As part of its work, the ILO provides expert advice and technical assistance to member States through a network of offices and multidisciplinary teams in over forty countries. This assistance takes the form of labour rights and industrial relations, counselling, employment promotion, training in small business development, project management, advice on social security, workplace safety and working conditions, the compiling and dissemination of labour statistics, and workers’ education.
The International Labour Office is the Organization’s secretariat, research body and publishing house. It produces material on major social and economic trends, publishes policy statements on issues affecting labour around the world, reference works, technical guides, research books and monographs, codes of practice prepared by experts and training and workers’ education manuals.
Violence at Work
The ILO has been in the vanguard in addressing protection of workers’ dignity and equality in the workplace, including publications on occupational stress, sexual harassment and child labour, among others. The commitment of the ILO to reducing workplace violence is demonstrated through the publication, in 2004, of its code of practice Workplace violence in service sectors and measures to combat this phenomenon.

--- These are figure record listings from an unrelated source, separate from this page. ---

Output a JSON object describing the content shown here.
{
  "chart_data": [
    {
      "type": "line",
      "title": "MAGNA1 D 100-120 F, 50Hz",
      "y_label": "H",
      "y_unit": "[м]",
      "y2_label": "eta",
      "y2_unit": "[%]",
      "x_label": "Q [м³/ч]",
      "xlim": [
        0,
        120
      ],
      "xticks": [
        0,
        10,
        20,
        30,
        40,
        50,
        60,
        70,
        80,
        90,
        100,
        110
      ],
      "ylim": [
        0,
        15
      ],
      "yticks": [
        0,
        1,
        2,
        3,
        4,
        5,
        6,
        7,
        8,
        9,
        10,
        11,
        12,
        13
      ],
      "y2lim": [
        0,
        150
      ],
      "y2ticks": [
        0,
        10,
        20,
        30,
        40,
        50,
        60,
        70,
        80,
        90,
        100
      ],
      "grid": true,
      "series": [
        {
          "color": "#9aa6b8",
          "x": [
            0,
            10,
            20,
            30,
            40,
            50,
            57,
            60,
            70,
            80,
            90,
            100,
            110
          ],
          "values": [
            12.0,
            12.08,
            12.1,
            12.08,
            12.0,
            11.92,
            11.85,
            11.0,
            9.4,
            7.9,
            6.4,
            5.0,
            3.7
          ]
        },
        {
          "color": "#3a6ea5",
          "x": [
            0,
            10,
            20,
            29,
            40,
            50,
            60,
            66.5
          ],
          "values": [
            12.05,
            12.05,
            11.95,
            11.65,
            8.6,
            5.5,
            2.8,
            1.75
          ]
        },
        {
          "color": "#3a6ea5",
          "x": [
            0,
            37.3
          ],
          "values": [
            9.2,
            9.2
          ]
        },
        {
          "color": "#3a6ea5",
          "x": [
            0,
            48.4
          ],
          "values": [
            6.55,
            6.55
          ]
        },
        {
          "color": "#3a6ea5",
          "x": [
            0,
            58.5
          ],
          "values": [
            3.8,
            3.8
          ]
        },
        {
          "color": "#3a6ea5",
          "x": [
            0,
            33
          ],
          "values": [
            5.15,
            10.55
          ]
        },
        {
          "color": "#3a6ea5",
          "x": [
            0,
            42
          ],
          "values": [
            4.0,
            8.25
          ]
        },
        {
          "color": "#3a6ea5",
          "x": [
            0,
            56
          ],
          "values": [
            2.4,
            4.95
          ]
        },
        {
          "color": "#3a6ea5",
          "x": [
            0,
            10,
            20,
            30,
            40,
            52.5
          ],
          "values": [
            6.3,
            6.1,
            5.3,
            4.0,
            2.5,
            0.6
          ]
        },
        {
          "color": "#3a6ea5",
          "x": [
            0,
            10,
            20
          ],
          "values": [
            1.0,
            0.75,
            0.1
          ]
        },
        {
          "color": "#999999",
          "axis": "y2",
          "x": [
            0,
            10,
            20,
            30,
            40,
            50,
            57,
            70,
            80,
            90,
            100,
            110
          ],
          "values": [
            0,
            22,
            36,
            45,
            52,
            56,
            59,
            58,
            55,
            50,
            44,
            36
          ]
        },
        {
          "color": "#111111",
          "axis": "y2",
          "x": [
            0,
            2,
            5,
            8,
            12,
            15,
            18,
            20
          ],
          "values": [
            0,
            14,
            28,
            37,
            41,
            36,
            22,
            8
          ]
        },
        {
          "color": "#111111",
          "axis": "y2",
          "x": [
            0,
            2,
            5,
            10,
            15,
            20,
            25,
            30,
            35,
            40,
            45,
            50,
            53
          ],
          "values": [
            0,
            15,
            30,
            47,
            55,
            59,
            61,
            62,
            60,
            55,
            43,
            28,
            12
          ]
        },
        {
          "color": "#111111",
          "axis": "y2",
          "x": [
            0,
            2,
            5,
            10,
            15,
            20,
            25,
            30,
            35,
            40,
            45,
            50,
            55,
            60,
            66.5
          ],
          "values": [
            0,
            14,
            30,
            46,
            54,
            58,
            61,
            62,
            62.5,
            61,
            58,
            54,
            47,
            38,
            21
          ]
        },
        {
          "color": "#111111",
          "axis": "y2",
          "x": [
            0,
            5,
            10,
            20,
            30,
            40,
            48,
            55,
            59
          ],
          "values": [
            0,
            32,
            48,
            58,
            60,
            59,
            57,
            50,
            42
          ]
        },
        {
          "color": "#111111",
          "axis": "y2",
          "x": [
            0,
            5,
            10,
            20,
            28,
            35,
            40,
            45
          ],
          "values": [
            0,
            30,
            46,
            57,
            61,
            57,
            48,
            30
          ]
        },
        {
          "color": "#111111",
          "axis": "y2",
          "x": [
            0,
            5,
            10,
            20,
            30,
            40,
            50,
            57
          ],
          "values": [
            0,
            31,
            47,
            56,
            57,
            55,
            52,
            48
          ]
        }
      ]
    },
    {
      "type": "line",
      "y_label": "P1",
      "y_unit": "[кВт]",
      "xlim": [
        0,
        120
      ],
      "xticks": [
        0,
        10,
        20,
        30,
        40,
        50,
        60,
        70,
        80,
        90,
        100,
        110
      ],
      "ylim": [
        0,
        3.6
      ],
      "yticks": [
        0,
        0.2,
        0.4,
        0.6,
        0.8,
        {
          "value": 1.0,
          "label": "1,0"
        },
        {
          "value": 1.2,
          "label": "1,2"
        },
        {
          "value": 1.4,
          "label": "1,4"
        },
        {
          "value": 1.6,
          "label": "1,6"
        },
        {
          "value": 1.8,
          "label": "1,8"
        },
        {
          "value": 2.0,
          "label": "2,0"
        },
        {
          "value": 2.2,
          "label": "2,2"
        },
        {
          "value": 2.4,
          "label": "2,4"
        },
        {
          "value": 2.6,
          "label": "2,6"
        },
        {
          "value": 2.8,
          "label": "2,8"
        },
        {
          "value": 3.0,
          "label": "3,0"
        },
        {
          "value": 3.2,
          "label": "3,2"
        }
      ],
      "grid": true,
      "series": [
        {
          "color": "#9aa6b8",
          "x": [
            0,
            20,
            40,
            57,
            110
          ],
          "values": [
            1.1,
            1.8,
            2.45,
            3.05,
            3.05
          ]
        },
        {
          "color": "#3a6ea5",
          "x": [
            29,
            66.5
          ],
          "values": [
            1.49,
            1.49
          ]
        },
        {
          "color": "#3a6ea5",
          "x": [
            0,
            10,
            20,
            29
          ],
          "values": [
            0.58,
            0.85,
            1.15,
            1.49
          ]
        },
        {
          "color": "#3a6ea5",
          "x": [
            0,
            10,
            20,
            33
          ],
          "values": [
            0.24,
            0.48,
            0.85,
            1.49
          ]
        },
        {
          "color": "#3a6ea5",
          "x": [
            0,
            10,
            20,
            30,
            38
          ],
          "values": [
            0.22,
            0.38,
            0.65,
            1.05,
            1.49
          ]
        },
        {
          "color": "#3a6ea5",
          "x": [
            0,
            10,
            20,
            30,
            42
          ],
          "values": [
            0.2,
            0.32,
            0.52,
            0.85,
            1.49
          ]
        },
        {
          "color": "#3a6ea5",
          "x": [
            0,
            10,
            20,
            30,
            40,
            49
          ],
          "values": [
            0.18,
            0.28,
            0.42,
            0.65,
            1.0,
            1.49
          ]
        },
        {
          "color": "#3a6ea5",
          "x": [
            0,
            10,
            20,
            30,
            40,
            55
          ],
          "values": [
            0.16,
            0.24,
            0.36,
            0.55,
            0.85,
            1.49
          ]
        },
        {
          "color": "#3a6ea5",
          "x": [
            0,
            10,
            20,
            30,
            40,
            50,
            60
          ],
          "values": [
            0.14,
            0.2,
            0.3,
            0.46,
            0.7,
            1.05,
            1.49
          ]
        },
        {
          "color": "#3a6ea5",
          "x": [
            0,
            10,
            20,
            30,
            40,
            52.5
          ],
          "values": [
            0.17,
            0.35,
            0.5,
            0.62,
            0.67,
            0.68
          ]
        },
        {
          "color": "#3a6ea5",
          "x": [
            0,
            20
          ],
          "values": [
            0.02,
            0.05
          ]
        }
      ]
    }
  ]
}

A third edition of an ILO publication Violence at Work was published in 2006. It is structured in three parts: I Understanding Violence at work, II Responding to Violence at work, III Future action. It examines the full range of aggressive acts that occur in workplaces including homicides, assaults, sexual harassment, threats, bullying, mobbing and verbal abuse. It offers new information and evidence about the incidence and severity of workplace violence in countries around the world, including examination of some terrorist and mass murder events, identifies occupations and situations at particular risk, evaluates various causal explanations and details some of the social and economic costs.
It evaluates the effectiveness of workplace anti-violence measures and responses such as regulatory innovations, policy interventions, workplace design that may reduce risks, collective agreements and various “best practice” options worldwide. An expanded chapter deals with national and international legislation, and best practices, including from the European Union.
Viewed as a groundbreaking publication, Violence at Work is directed toward all those engaged in combating violence at work: policy makers in government agencies, employers’ and workers’ organizations, occupational safety and health professionals, human resources managers, trainers and workers. It is intended to promote dialogue, policies and initiatives “to repudiate violence and remove it from the workplace now”.
To mark Labour Day on l May 2007 - in celebration for the world’s workers - removal of workplace violence might be a hard but not an impossible challenge to face in the twenty-first century.